Blue Iguana (2018)
5/10
The epitome of mediocrity
29 May 2019
Ex-cons Eddie (Sam Rockwell) and Paul (Ben Schwartz) are working in a New York diner and the terms of their parole dictate that they must not leave the country. However, when English lawyer Katherine Rookwood (Phoebe Fox) offers the two men a lucrative deal which involves a trip to London the two men decide to take her up on her offer (especially when she reveals she has dirt on their boss making it easier for Eddie and Sam to make the trip across the pond to England).

Blue Iguana is another in a long line of crime caper films (to all intents and purposes it's a British film but the casting of Rockwell and Schwartz makes me assume that Hajaig also had his eye on the American market as well). The film goes through the motions and isn't particularly bad, but at the same time it's not exactly slick, fast-paced or exciting which is what I would come to expect from a crime caper film. Worse still it isn't really very funny either; it's obvious that Hajaig has tried to deliver this film as a goofy caper, but it rarely gets in its stride and the only moderately funny moments come from Sam Rockwell trying to get to grips with the cockney dialogue and from him trying to imitate a cockney accent (which he does reasonably well to his credit).

Aside from this the film spends most of its time lost in endless chit-chat and repetition all of which results in Blue Iguana at times being boring and tedious - although Hajaig does try and make the film fun with several slow-motion scenes, but for me this all looked a bit lame. The cast are a mixed bag with some enhancing the viewing experience and some hindering it; Sam Rockwell and Phoebe Fox fare the best and they both at least give creditable performances as well as sharing fairly good onscreen chemistry. On the other hand, the likes of Peter Polycarpou and Peter Ferdinando were both a little too cartoonish for my liking and didn't make for particularly terrifying villains - the latter is worse though and at times he overacted to the point of embarrassment.
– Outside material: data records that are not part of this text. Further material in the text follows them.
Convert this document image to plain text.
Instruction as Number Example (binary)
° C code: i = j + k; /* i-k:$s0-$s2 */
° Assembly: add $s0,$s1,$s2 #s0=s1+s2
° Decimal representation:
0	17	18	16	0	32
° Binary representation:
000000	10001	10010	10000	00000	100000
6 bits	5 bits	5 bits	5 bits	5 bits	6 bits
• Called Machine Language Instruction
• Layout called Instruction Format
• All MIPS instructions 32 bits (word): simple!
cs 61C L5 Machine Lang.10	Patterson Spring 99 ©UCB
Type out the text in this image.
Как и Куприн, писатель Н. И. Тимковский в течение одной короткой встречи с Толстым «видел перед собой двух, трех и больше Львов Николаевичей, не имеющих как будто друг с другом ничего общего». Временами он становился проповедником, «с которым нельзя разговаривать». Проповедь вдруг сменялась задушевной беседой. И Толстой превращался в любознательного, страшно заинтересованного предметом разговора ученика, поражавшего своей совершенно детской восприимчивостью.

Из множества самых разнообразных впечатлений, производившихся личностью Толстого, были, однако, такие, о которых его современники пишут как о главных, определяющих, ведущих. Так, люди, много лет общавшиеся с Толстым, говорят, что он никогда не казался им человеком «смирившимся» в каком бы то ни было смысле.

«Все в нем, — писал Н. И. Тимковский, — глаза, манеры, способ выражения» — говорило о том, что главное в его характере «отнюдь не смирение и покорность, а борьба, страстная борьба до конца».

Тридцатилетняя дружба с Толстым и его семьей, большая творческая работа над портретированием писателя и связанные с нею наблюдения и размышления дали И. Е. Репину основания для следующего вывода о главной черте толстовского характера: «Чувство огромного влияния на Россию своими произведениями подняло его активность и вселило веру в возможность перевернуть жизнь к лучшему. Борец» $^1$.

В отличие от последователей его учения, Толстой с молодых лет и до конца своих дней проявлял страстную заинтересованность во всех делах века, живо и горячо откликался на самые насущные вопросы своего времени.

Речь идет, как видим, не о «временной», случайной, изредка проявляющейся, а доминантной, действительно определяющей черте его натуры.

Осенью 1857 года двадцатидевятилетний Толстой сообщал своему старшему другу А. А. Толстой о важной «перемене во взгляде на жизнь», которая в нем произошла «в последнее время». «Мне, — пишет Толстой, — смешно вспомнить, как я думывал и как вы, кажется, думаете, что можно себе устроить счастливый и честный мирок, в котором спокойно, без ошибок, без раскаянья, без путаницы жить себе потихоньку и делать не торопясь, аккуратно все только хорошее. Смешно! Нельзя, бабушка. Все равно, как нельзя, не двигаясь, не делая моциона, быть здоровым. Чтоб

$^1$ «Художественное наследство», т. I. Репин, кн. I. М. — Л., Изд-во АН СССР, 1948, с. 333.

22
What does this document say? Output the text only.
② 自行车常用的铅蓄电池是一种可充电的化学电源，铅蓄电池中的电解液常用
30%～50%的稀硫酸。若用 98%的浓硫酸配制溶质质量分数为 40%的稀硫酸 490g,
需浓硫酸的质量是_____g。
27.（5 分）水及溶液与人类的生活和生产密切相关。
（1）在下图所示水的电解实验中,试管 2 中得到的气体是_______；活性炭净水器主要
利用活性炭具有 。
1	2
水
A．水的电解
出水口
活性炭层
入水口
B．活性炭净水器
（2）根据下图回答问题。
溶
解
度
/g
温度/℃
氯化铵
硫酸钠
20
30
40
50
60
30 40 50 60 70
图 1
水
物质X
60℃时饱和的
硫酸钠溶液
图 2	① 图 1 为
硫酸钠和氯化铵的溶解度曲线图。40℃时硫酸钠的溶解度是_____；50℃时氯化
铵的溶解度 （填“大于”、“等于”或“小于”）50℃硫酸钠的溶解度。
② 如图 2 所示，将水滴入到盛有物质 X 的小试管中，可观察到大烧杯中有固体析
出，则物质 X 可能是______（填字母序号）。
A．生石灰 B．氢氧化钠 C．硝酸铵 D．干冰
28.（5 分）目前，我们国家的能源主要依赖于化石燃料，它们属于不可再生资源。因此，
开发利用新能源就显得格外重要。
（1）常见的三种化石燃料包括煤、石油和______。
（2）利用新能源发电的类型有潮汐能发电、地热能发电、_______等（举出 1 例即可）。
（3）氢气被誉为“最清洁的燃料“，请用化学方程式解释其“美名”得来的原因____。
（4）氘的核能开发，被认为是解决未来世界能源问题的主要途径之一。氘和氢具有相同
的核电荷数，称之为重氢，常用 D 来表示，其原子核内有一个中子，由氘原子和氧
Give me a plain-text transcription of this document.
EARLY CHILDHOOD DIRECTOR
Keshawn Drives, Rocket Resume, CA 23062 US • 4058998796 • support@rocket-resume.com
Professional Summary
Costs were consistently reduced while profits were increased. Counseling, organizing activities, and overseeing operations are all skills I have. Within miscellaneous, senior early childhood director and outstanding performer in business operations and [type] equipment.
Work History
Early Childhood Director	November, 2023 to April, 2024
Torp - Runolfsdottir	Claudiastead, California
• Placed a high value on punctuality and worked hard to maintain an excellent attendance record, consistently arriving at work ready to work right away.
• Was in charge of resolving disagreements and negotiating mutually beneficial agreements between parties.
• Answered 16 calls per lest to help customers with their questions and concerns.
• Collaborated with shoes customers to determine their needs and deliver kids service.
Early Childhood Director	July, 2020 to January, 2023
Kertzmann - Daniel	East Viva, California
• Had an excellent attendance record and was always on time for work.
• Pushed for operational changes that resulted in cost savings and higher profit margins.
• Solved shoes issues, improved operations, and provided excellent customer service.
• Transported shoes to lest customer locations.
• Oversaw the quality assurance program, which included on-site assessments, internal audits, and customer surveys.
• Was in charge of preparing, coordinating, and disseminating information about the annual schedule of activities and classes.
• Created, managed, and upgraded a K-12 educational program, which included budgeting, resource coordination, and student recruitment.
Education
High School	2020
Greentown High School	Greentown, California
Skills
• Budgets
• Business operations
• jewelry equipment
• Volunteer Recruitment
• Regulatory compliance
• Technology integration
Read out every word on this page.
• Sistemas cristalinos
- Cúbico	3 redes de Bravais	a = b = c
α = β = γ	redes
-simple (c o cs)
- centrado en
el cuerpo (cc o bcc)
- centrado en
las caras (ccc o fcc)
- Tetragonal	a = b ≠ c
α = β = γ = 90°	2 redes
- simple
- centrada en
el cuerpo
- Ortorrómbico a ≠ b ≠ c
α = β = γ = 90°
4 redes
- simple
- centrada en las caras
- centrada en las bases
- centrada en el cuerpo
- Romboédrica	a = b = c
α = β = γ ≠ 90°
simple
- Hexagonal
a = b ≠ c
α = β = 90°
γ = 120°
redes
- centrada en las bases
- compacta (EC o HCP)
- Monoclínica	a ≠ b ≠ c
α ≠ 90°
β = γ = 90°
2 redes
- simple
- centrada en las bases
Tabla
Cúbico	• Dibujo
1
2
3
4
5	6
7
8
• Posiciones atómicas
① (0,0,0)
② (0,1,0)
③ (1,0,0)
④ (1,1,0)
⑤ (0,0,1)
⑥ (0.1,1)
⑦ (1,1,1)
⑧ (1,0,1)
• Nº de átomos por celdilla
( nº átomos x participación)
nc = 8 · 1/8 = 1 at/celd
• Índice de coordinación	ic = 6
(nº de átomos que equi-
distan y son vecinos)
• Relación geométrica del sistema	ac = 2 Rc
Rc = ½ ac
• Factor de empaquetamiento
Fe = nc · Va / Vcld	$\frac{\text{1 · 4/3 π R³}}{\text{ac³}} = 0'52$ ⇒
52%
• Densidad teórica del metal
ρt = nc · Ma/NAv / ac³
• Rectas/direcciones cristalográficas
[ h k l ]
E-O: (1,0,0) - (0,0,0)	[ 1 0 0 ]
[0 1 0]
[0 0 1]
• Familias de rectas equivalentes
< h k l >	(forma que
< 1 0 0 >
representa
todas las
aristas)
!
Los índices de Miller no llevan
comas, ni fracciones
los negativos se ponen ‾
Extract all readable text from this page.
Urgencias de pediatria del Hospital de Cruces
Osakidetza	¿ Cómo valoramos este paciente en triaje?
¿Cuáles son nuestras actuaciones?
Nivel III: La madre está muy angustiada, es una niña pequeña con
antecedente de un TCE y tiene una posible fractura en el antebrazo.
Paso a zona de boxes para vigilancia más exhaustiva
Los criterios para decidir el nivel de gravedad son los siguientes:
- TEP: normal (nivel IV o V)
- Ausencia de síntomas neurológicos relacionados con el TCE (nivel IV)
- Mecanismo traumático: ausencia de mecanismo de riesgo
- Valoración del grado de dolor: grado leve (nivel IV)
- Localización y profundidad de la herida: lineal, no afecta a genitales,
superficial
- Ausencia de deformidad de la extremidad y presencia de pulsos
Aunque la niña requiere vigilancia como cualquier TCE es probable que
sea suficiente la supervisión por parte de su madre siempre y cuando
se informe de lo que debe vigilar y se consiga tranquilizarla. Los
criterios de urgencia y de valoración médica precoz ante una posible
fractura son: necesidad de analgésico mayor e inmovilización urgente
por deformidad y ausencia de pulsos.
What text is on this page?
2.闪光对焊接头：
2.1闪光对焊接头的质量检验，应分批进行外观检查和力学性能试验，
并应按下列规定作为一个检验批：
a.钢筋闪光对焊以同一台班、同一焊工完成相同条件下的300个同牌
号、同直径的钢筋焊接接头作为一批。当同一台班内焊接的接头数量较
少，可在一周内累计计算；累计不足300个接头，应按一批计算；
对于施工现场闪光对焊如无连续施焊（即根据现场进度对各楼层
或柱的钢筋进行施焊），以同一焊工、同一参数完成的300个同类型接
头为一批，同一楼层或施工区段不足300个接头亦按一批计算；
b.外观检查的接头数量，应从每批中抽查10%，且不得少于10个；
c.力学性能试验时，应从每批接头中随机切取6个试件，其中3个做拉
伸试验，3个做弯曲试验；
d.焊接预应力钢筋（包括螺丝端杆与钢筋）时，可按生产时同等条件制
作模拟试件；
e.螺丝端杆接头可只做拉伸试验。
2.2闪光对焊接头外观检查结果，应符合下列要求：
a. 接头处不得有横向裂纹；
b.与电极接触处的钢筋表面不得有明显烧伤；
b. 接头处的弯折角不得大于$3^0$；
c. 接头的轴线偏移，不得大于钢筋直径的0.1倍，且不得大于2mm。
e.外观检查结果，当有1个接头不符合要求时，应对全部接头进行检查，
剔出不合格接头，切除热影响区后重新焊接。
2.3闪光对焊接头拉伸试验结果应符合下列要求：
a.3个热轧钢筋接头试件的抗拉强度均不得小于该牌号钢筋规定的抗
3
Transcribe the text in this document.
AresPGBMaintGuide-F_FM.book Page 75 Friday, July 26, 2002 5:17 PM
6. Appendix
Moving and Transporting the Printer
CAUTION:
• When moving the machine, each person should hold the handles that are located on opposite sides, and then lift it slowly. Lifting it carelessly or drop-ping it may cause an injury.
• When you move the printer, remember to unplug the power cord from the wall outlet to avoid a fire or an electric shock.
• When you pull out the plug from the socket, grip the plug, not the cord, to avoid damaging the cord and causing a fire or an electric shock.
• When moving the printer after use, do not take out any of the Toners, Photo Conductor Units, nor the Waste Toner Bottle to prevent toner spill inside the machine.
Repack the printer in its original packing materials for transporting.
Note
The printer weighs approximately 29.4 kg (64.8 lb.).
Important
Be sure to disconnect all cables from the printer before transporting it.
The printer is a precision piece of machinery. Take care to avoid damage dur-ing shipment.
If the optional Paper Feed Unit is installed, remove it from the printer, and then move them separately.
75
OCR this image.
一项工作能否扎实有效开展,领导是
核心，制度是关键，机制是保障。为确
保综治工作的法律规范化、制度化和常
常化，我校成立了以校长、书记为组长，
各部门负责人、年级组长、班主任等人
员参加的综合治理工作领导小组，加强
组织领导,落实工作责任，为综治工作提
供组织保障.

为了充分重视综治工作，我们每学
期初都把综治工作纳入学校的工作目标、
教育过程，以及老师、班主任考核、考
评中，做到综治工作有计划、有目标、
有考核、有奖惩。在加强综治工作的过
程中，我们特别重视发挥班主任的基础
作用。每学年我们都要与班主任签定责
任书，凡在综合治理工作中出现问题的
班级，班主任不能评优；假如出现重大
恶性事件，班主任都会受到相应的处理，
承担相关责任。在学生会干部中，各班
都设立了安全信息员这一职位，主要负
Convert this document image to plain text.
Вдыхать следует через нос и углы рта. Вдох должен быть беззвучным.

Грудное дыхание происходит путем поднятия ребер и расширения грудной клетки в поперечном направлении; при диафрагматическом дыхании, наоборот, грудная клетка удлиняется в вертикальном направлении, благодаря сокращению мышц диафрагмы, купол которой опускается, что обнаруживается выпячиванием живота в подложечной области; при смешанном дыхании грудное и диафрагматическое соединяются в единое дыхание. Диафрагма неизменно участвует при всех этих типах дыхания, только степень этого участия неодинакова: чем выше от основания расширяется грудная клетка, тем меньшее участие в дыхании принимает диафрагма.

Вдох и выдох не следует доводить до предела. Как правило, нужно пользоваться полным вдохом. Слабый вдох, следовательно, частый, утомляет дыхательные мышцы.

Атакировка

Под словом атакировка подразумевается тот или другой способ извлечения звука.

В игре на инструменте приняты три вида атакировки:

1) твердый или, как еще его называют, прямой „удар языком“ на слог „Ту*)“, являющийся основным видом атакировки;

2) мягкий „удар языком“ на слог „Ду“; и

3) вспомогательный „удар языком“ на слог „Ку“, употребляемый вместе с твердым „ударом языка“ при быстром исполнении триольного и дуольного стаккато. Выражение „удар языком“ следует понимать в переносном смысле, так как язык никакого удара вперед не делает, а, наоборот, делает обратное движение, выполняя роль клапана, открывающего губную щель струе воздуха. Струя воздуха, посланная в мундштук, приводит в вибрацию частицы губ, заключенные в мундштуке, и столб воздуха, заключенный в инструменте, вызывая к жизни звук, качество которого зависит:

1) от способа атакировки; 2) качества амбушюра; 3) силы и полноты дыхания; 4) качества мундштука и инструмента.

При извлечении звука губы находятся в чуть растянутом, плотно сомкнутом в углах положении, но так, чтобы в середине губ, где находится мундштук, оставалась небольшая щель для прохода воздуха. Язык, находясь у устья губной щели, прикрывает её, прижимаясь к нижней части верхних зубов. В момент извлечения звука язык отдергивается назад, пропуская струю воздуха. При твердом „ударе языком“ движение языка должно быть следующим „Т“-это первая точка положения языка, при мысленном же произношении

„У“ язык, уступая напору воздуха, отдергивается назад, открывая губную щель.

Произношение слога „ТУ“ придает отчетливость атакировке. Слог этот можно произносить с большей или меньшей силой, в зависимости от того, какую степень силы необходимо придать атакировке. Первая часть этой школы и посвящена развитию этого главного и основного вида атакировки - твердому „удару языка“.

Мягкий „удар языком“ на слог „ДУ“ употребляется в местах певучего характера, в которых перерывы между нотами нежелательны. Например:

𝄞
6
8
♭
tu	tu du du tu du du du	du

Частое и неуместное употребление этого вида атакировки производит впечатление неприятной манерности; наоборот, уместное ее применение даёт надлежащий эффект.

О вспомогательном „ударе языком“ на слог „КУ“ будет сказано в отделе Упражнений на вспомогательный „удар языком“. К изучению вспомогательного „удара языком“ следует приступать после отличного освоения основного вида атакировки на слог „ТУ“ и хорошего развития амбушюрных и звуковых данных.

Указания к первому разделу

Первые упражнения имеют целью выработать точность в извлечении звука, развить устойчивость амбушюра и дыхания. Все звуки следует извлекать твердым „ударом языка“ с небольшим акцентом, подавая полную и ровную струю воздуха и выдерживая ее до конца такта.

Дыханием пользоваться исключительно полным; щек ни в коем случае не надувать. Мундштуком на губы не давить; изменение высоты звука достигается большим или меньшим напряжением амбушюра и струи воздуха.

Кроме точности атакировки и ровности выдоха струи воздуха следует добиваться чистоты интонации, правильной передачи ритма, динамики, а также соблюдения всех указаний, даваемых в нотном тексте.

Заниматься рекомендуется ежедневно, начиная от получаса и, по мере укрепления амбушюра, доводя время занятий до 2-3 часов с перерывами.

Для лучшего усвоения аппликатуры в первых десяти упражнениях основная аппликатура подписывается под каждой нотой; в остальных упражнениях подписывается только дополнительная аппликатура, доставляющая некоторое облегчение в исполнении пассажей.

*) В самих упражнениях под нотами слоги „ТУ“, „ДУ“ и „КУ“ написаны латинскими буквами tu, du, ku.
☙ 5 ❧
Blue Iguana is a very average film and Hajaig does just about enough right to make it watchable, but that's both a strength and a weakness. It's not quite dull or boring enough to make it bad, but nowhere near exciting or engaging enough to make it a particularly good film. It sits somewhere in the middle, but with so many great crime caper films already in existence Blue Iguana comes across more like an exercise in futility than anything else.